Group of RCGI researchers warns of the crucial nature of the Supreme Court’s decision regarding the difference between the “transport” and “distribution” piped natural gas

Besides the uncertainties regarding demand, one of the obstacles inhibiting investments in liquefied natural gas (LNG) projects in Brazil is legal insecurity. A case in point is the Gemini Project, which is a joint venture between Petrobras and White Martins for supplying LNG that has been in operation since 2006 while in the midst of a legal battle. The consequences of this conflict, which centers on a legal loophole regarding the definition of transporting and distributing natural gas, was the subject of a presentation of the FAPESP Shell Research Centre for Gas Innovation (RCGI), held last May 8, in São Paulo.

“The process has been held up in the Federal Supreme Court for several years, awaiting a decision by the plenary session. The delay has been so long that it is even possible that the consortium of companies that operate the Project could be dismantled before the case is tried by the Court, since during the administrative and judicial proceedings the members themselves have publicly disagreed,” lamented Professor Hirdan Katarina of Medeiros Costa, coordinator of the RCGI’s Project 21 and responsible for the organization of the event.

“At the time, the Project was important for the State. Today, the plant is considered to be too small and outdated. However, the legal imbroglio and the all the indefiniteness about it can negatively influence investment decisions on similar projects. The conflict was unnecessary and lost its reason for being, but it could jeopardize the LNG market, depending on the decision to be handed down by the STF,” stated the Coordinator of the RCGI’s Energy and Economy Policies Program, Edmilson Moutinho dos Santos.

The crux of the problem – The Gemini Project was created for the purpose of taking LNG to places that are not served by gas pipelines, within a range of up to one thousand kilometers from the liquefaction plant in Paulínia, São Paulo. According to the contract, would operate the plant and Petrobras would supply the natural gas. But, right from the start, the presence of Petrobras in the consortium stirred controversy.

The Energy Public Services Commission (CSPE) of the State of São Paulo, which was the sector’s regulatory agency at that time, objected, saying that supplying natural gas in a State concession area was a public service distribution activity, subject to regulatory tariffs and remuneration for the São Paulo Gas Company (COMGAS). In fact, Article 25 of the Federal Constitution states that the distribution and sale of piped natural gas is a public service and the responsibility and prerogative of the States. Also, Article 177 of the Constitution establishes that the Federal Government monopolizes the transport of natural gas.

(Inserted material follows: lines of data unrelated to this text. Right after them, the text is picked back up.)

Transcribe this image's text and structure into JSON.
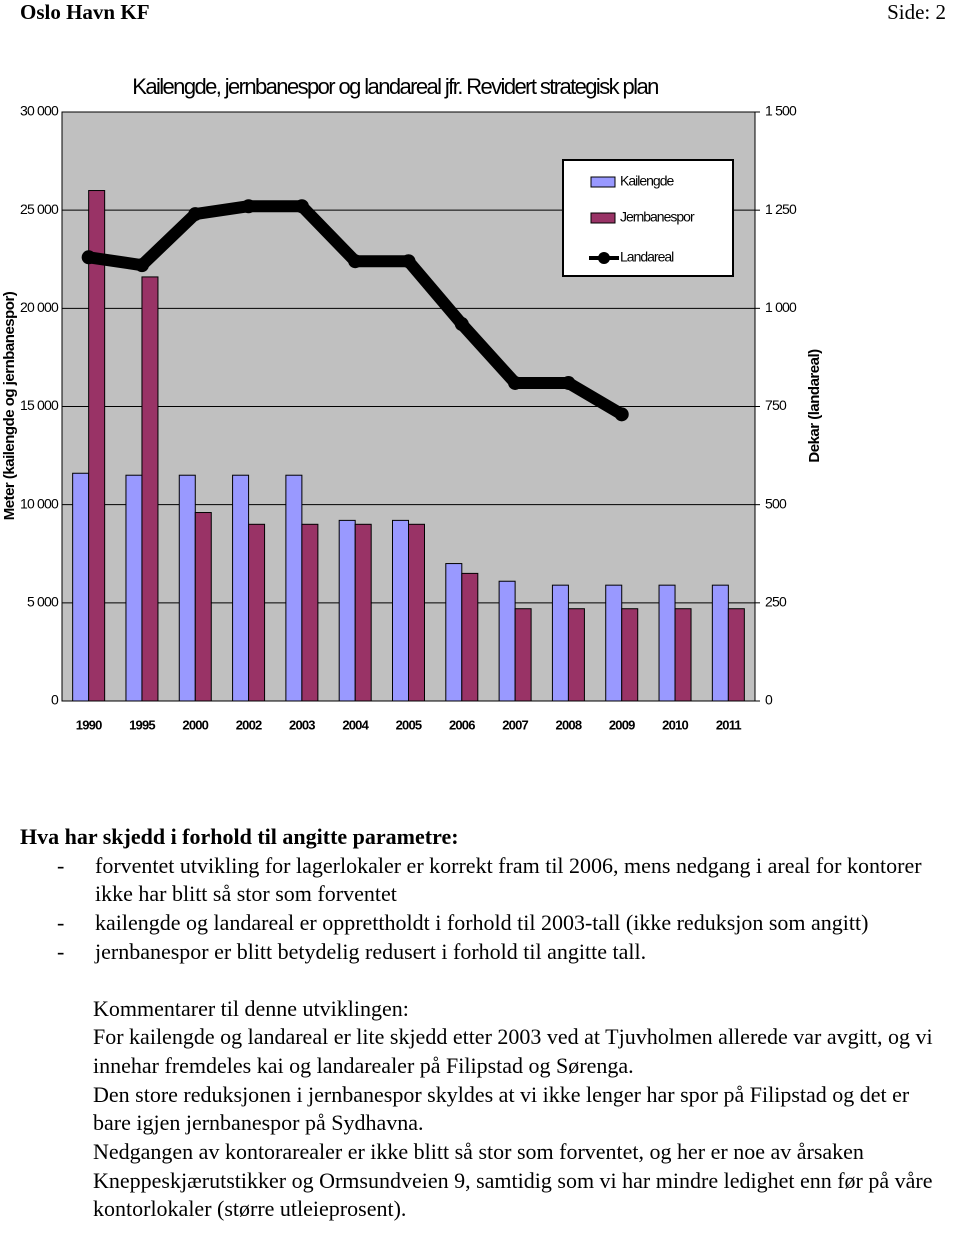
{
  "header": {
    "left": "Oslo Havn KF",
    "right": "Side:  2"
  },
  "chart_data": {
    "type": "bar",
    "title": "Kailengde, jernbanespor og landareal jfr. Revidert strategisk plan",
    "y_label": "Meter (kailengde og jernbanespor)",
    "y2_label": "Dekar (landareal)",
    "categories": [
      "1990",
      "1995",
      "2000",
      "2002",
      "2003",
      "2004",
      "2005",
      "2006",
      "2007",
      "2008",
      "2009",
      "2010",
      "2011"
    ],
    "series": [
      {
        "name": "Kailengde",
        "color": "#9999ff",
        "values": [
          11600,
          11500,
          11500,
          11500,
          11500,
          9200,
          9200,
          7000,
          6100,
          5900,
          5900,
          5900,
          5900
        ]
      },
      {
        "name": "Jernbanespor",
        "color": "#993366",
        "values": [
          26000,
          21600,
          9600,
          9000,
          9000,
          9000,
          9000,
          6500,
          4700,
          4700,
          4700,
          4700,
          4700
        ]
      },
      {
        "name": "Landareal",
        "color": "#000000",
        "type": "line",
        "axis": "y2",
        "values": [
          1130,
          1110,
          1240,
          1260,
          1260,
          1120,
          1120,
          960,
          810,
          810,
          730,
          null,
          null
        ]
      }
    ],
    "ylim": [
      0,
      30000
    ],
    "yticks": [
      0,
      {
        "value": 5000,
        "label": "5 000"
      },
      {
        "value": 10000,
        "label": "10 000"
      },
      {
        "value": 15000,
        "label": "15 000"
      },
      {
        "value": 20000,
        "label": "20 000"
      },
      {
        "value": 25000,
        "label": "25 000"
      },
      {
        "value": 30000,
        "label": "30 000"
      }
    ],
    "y2lim": [
      0,
      1500
    ],
    "y2ticks": [
      0,
      250,
      500,
      750,
      {
        "value": 1000,
        "label": "1 000"
      },
      {
        "value": 1250,
        "label": "1 250"
      },
      {
        "value": 1500,
        "label": "1 500"
      }
    ],
    "grid": true,
    "legend": "upper right"
  },
  "text": {
    "heading": "Hva har skjedd i forhold til angitte parametre:",
    "bullets": [
      "forventet utvikling for lagerlokaler er korrekt fram til 2006, mens nedgang i areal for kontorer ikke har blitt så stor som forventet",
      "kailengde og landareal er opprettholdt i forhold til 2003-tall (ikke reduksjon som angitt)",
      "jernbanespor er blitt betydelig redusert i forhold til angitte tall."
    ],
    "bullet_marker": "-",
    "comment_title": "Kommentarer til denne utviklingen:",
    "paragraphs": [
      "For kailengde og landareal er lite skjedd etter 2003 ved at Tjuvholmen allerede var avgitt, og vi innehar fremdeles kai og landarealer på Filipstad og Sørenga.",
      "Den store reduksjonen i jernbanespor skyldes at vi ikke lenger har spor på Filipstad og det er bare igjen jernbanespor på Sydhavna.",
      "Nedgangen av kontorarealer er ikke blitt så stor som forventet, og her er noe av årsaken Kneppeskjærutstikker og Ormsundveien 9, samtidig som vi har mindre ledighet enn før på våre kontorlokaler (større utleieprosent)."
    ]
  }
}
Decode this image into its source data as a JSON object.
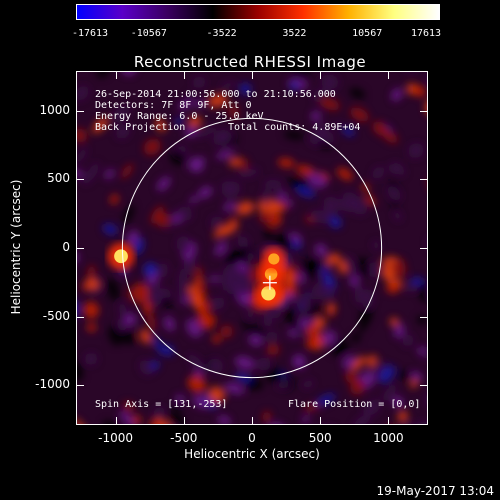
{
  "colorbar": {
    "ticks": [
      "-17613",
      "-10567",
      "-3522",
      "3522",
      "10567",
      "17613"
    ],
    "tick_values": [
      -17613,
      -10567,
      -3522,
      3522,
      10567,
      17613
    ],
    "range": [
      -17613,
      17613
    ],
    "colors": [
      "#0000ff",
      "#5a00c8",
      "#3a0060",
      "#000000",
      "#9a0000",
      "#ff3000",
      "#ffb000",
      "#ffff80",
      "#ffffff"
    ]
  },
  "plot": {
    "title": "Reconstructed RHESSI Image",
    "info": {
      "time": "26-Sep-2014 21:00:56.000 to 21:10:56.000",
      "detectors": "Detectors: 7F 8F 9F, Att 0",
      "energy": "Energy Range: 6.0 - 25.0 keV",
      "method": "Back Projection",
      "counts": "Total counts: 4.89E+04",
      "spin_axis": "Spin Axis = [131,-253]",
      "flare_position": "Flare Position = [0,0]"
    },
    "xlabel": "Heliocentric X (arcsec)",
    "ylabel": "Heliocentric Y (arcsec)",
    "x_ticks": [
      "-1000",
      "-500",
      "0",
      "500",
      "1000"
    ],
    "y_ticks": [
      "1000",
      "500",
      "0",
      "-500",
      "-1000"
    ],
    "x_tick_values": [
      -1000,
      -500,
      0,
      500,
      1000
    ],
    "y_tick_values": [
      1000,
      500,
      0,
      -500,
      -1000
    ],
    "xlim": [
      -1290,
      1290
    ],
    "ylim": [
      -1290,
      1290
    ],
    "solar_radius_arcsec": 950,
    "cross_position": [
      131,
      -253
    ],
    "sources": [
      {
        "x": 120,
        "y": -330,
        "intensity": 1.0
      },
      {
        "x": 140,
        "y": -190,
        "intensity": 0.7
      },
      {
        "x": -960,
        "y": -60,
        "intensity": 0.9
      },
      {
        "x": 160,
        "y": -80,
        "intensity": 0.5
      }
    ]
  },
  "footer": {
    "date": "19-May-2017 13:04"
  }
}
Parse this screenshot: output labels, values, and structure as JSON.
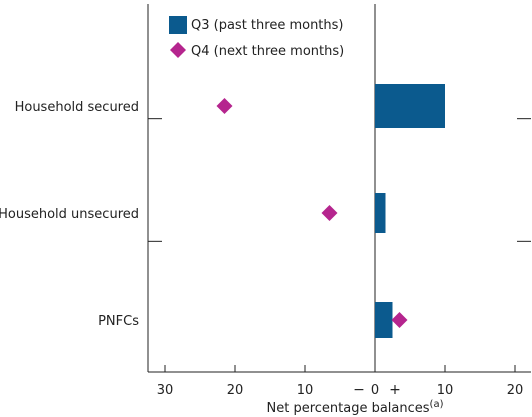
{
  "chart_data": {
    "type": "bar",
    "orientation": "horizontal",
    "categories": [
      "Household secured",
      "Household unsecured",
      "PNFCs"
    ],
    "series": [
      {
        "name": "Q3 (past three months)",
        "marker": "bar",
        "color": "#0b5a8e",
        "values": [
          10,
          1.5,
          2.5
        ]
      },
      {
        "name": "Q4 (next three months)",
        "marker": "diamond",
        "color": "#b5258e",
        "values": [
          -21.5,
          -6.5,
          3.5
        ]
      }
    ],
    "xlabel": "Net percentage balances",
    "xlabel_note": "(a)",
    "xlim": [
      -33,
      22
    ],
    "x_ticks": [
      -30,
      -20,
      -10,
      0,
      10,
      20
    ],
    "x_tick_labels": [
      "30",
      "20",
      "10",
      "0",
      "10",
      "20"
    ],
    "sign_left": "−",
    "sign_right": "+",
    "legend_position": "top-left",
    "grid": false
  }
}
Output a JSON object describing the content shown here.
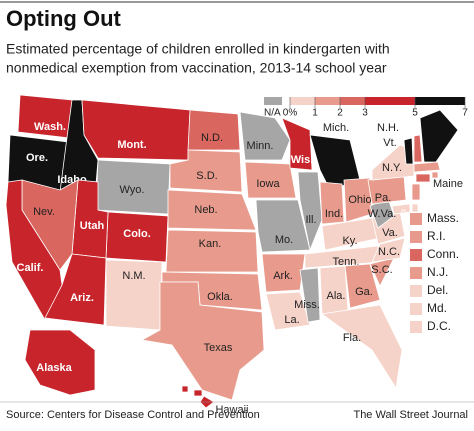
{
  "header": {
    "title": "Opting Out",
    "subtitle": [
      "Estimated percentage of children enrolled in kindergarten with",
      "nonmedical exemption from vaccination, 2013-14 school year"
    ]
  },
  "legend": {
    "na": {
      "label": "N/A",
      "color": "#a6a6a6"
    },
    "ticks": [
      {
        "value": 0,
        "label": "0%"
      },
      1,
      2,
      3,
      5,
      7
    ],
    "colors": [
      "#f6d3c8",
      "#e89b8c",
      "#d9665f",
      "#c8242b",
      "#111111"
    ]
  },
  "states": [
    {
      "label": "Wash.",
      "color": "#c8242b"
    },
    {
      "label": "Ore.",
      "color": "#111111"
    },
    {
      "label": "Idaho",
      "color": "#111111"
    },
    {
      "label": "Mont.",
      "color": "#c8242b"
    },
    {
      "label": "Wyo.",
      "color": "#a6a6a6"
    },
    {
      "label": "N.D.",
      "color": "#d9665f"
    },
    {
      "label": "S.D.",
      "color": "#e89b8c"
    },
    {
      "label": "Neb.",
      "color": "#e89b8c"
    },
    {
      "label": "Kan.",
      "color": "#e89b8c"
    },
    {
      "label": "Colo.",
      "color": "#c8242b"
    },
    {
      "label": "Utah",
      "color": "#c8242b"
    },
    {
      "label": "Nev.",
      "color": "#d9665f"
    },
    {
      "label": "Calif.",
      "color": "#c8242b"
    },
    {
      "label": "Ariz.",
      "color": "#c8242b"
    },
    {
      "label": "N.M.",
      "color": "#f6d3c8"
    },
    {
      "label": "Okla.",
      "color": "#e89b8c"
    },
    {
      "label": "Texas",
      "color": "#e89b8c"
    },
    {
      "label": "Minn.",
      "color": "#a6a6a6"
    },
    {
      "label": "Iowa",
      "color": "#e89b8c"
    },
    {
      "label": "Mo.",
      "color": "#a6a6a6"
    },
    {
      "label": "Ark.",
      "color": "#e89b8c"
    },
    {
      "label": "La.",
      "color": "#f6d3c8"
    },
    {
      "label": "Wis.",
      "color": "#c8242b"
    },
    {
      "label": "Ill.",
      "color": "#a6a6a6"
    },
    {
      "label": "Mich.",
      "color": "#111111"
    },
    {
      "label": "Ind.",
      "color": "#e89b8c"
    },
    {
      "label": "Ohio",
      "color": "#e89b8c"
    },
    {
      "label": "Ky.",
      "color": "#f6d3c8"
    },
    {
      "label": "Tenn.",
      "color": "#f6d3c8"
    },
    {
      "label": "Miss.",
      "color": "#a6a6a6"
    },
    {
      "label": "Ala.",
      "color": "#f6d3c8"
    },
    {
      "label": "Ga.",
      "color": "#e89b8c"
    },
    {
      "label": "Fla.",
      "color": "#f6d3c8"
    },
    {
      "label": "S.C.",
      "color": "#e89b8c"
    },
    {
      "label": "N.C.",
      "color": "#f6d3c8"
    },
    {
      "label": "Va.",
      "color": "#f6d3c8"
    },
    {
      "label": "W.Va.",
      "color": "#a6a6a6"
    },
    {
      "label": "Pa.",
      "color": "#e89b8c"
    },
    {
      "label": "N.Y.",
      "color": "#f6d3c8"
    },
    {
      "label": "Vt.",
      "color": "#111111"
    },
    {
      "label": "N.H.",
      "color": "#d9665f"
    },
    {
      "label": "Maine",
      "color": "#111111"
    },
    {
      "label": "Alaska",
      "color": "#c8242b"
    },
    {
      "label": "Hawaii",
      "color": "#c8242b"
    },
    {
      "label": "Mass.",
      "color": "#e89b8c"
    },
    {
      "label": "R.I.",
      "color": "#e89b8c"
    },
    {
      "label": "Conn.",
      "color": "#d9665f"
    },
    {
      "label": "N.J.",
      "color": "#e89b8c"
    },
    {
      "label": "Del.",
      "color": "#f6d3c8"
    },
    {
      "label": "Md.",
      "color": "#f6d3c8"
    },
    {
      "label": "D.C.",
      "color": "#f6d3c8"
    }
  ],
  "footer": {
    "source": "Source: Centers for Disease Control and Prevention",
    "credit": "The Wall Street Journal"
  }
}
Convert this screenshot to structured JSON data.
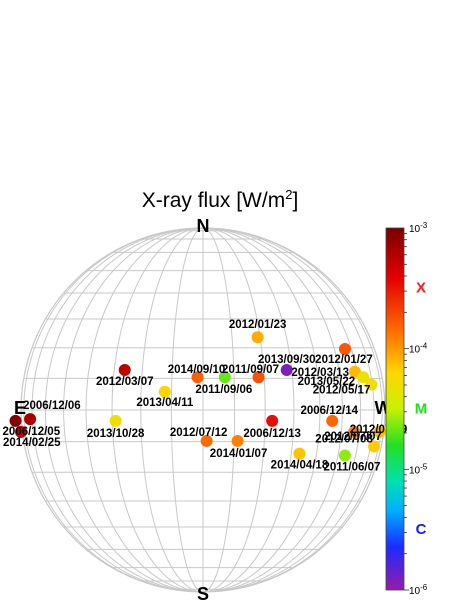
{
  "chart_data": {
    "type": "scatter",
    "title": "X-ray flux [W/m²]",
    "directions": {
      "north": "N",
      "south": "S",
      "east": "E",
      "west": "W"
    },
    "colorbar": {
      "scale": "log",
      "range": [
        1e-06,
        0.001
      ],
      "ticks": [
        {
          "value": 0.001,
          "label": "10-3"
        },
        {
          "value": 0.0001,
          "label": "10-4"
        },
        {
          "value": 1e-05,
          "label": "10-5"
        },
        {
          "value": 1e-06,
          "label": "10-6"
        }
      ],
      "classes": [
        {
          "name": "X",
          "value": 0.00032,
          "color": "#ff1a1a"
        },
        {
          "name": "M",
          "value": 3.2e-05,
          "color": "#22dd22"
        },
        {
          "name": "C",
          "value": 3.2e-06,
          "color": "#1a1aff"
        }
      ]
    },
    "points": [
      {
        "label": "2012/01/23",
        "x": 0.3,
        "y": 0.4,
        "flux": 8.7e-05
      },
      {
        "label": "2012/01/27",
        "x": 0.78,
        "y": 0.335,
        "flux": 0.00017
      },
      {
        "label": "2013/09/30",
        "x": 0.46,
        "y": 0.22,
        "flux": 1.2e-06
      },
      {
        "label": "2012/03/13",
        "x": 0.835,
        "y": 0.21,
        "flux": 7.9e-05
      },
      {
        "label": "2013/05/22",
        "x": 0.88,
        "y": 0.18,
        "flux": 5e-05
      },
      {
        "label": "2012/05/17",
        "x": 0.925,
        "y": 0.14,
        "flux": 5.1e-05
      },
      {
        "label": "2012/03/07",
        "x": -0.43,
        "y": 0.22,
        "flux": 0.00054
      },
      {
        "label": "2014/09/10",
        "x": -0.03,
        "y": 0.18,
        "flux": 0.00016
      },
      {
        "label": "2011/09/06",
        "x": 0.12,
        "y": 0.18,
        "flux": 2.1e-05
      },
      {
        "label": "2011/09/07",
        "x": 0.305,
        "y": 0.18,
        "flux": 0.00018
      },
      {
        "label": "2013/04/11",
        "x": -0.21,
        "y": 0.1,
        "flux": 6.5e-05
      },
      {
        "label": "2006/12/06",
        "x": -0.95,
        "y": -0.05,
        "flux": 0.00065
      },
      {
        "label": "2006/12/05",
        "x": -1.03,
        "y": -0.06,
        "flux": 0.0009
      },
      {
        "label": "2014/02/25",
        "x": -1.0,
        "y": -0.12,
        "flux": 0.00049
      },
      {
        "label": "2013/10/28",
        "x": -0.48,
        "y": -0.06,
        "flux": 5.1e-05
      },
      {
        "label": "2006/12/13",
        "x": 0.38,
        "y": -0.06,
        "flux": 0.00034
      },
      {
        "label": "2006/12/14",
        "x": 0.71,
        "y": -0.06,
        "flux": 0.00015
      },
      {
        "label": "2012/07/19",
        "x": 0.97,
        "y": -0.12,
        "flux": 7.7e-05
      },
      {
        "label": "2012/07/07",
        "x": 0.83,
        "y": -0.12,
        "flux": 0.00011
      },
      {
        "label": "2012/07/12",
        "x": 0.02,
        "y": -0.17,
        "flux": 0.00014
      },
      {
        "label": "2014/01/07",
        "x": 0.19,
        "y": -0.17,
        "flux": 0.00012
      },
      {
        "label": "2012/07/08",
        "x": 0.94,
        "y": -0.2,
        "flux": 6.9e-05
      },
      {
        "label": "2014/04/18",
        "x": 0.53,
        "y": -0.24,
        "flux": 7.3e-05
      },
      {
        "label": "2011/06/07",
        "x": 0.78,
        "y": -0.25,
        "flux": 2.5e-05
      }
    ]
  }
}
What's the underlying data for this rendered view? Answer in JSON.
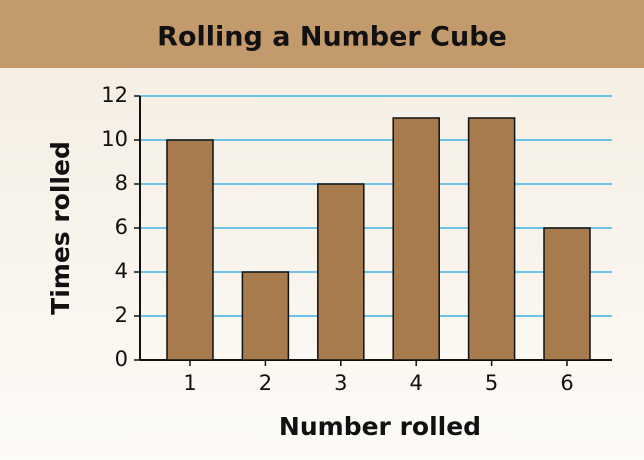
{
  "chart_data": {
    "type": "bar",
    "title": "Rolling a Number Cube",
    "x_label": "Number rolled",
    "y_label": "Times rolled",
    "categories": [
      "1",
      "2",
      "3",
      "4",
      "5",
      "6"
    ],
    "values": [
      10,
      4,
      8,
      11,
      11,
      6
    ],
    "color": "#a87b4f",
    "ylim": [
      0,
      12
    ],
    "yticks": [
      0,
      2,
      4,
      6,
      8,
      10,
      12
    ],
    "grid": true,
    "grid_color": "#3fb3e6"
  }
}
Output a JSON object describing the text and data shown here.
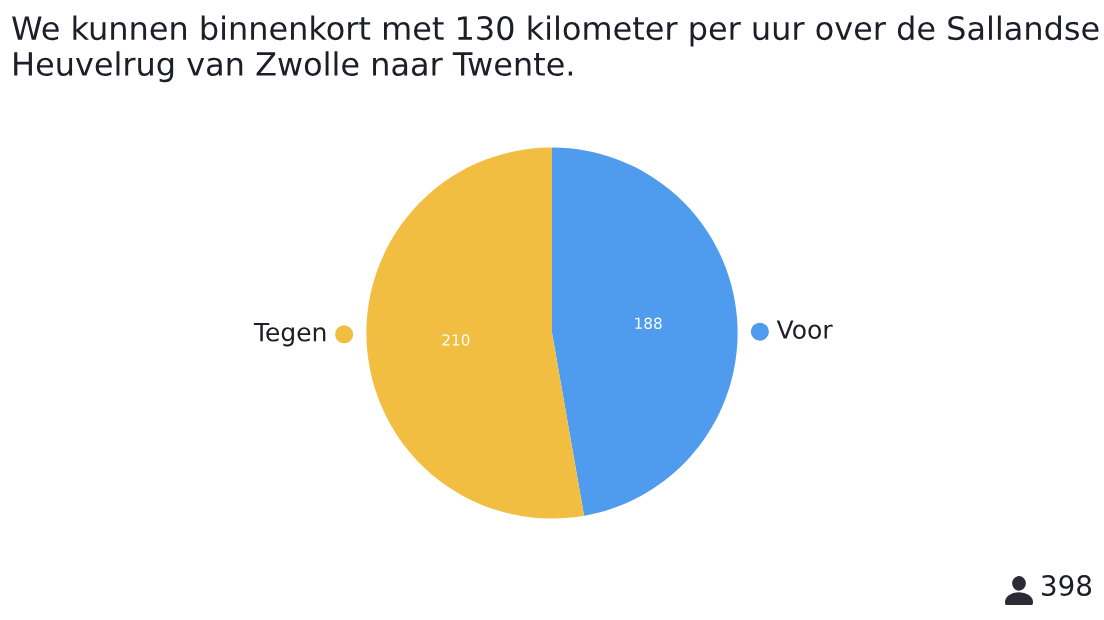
{
  "chart_data": {
    "type": "pie",
    "title": "We kunnen binnenkort met 130 kilometer per uur over de Sallandse Heuvelrug van Zwolle naar Twente.",
    "categories": [
      "Voor",
      "Tegen"
    ],
    "values": [
      188,
      210
    ],
    "colors": [
      "#4f9bed",
      "#f2be42"
    ],
    "data_labels": true,
    "annotations": [
      "398"
    ]
  }
}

For the consortium, the supply of piped natural gas for the Gemini Project would merely be a transportation activity, pertaining to the Federal Government, and not distribution, which pertains to the State.

“Since Brazilian legislation does not differentiate between ‘transport’ and ‘distribution’ according to the physical characteristics of the infrastructure (pipe diameter, pressure, etc.), a loophole was found for contesting the use, by the consortium, of a few meters of pipeline to transport the natural gas from the Gasbol branch line, where it arrives, to the liquefaction plant,” Moutinho explained.

He says that the Gasbol branch line practically takes the gas inside the plant. And the pipelines used to take it from that branch to the plant are on the property of Petrobras. “Nevertheless, the situation is subject to dispute. The law leaves room for this controversy. But that could be avoided if the concept of a common good had prevailed,” he regretted.

Indefiniteness – The challenge of the CSPE ended up going before the Supreme Court, since it involved the Constitution, and there are injunctions granted by Justices Ellen Gracie and Carmen Lúcia. “Justice Carmen Lúcia dealt with the merits of the issue, recognizing the responsibility of the States, as well as the fact that the Project should continue to be developed until the subject comes before the Court,” Professor Hirdan said. “This is because the companies involved in the Project had filed a petition for injunctive relief in the Federal Court, requiring that the CSPE abstain from the practice of any act or of applying any penalties.”

The case raises concerns on the part of the RCGI’s researchers due to the lack of a defining decision by the Supreme Court. “Dealing with subjects like Carbon Capture, Utilization, and Storage, which we are studying in other RCGI projects, cannot be bound up in this type of conflict. It is necessary to create a scenario that favors negotiation,” Hirdan stressed, who works in conjunction with researchers in other RCGI projects, such as No. 34, which is focused on carbon storage in underwater salt caves. Professor Claudio Mueller Prado Sampaio, who is one of the researchers involved in Project 34, was also present at the event.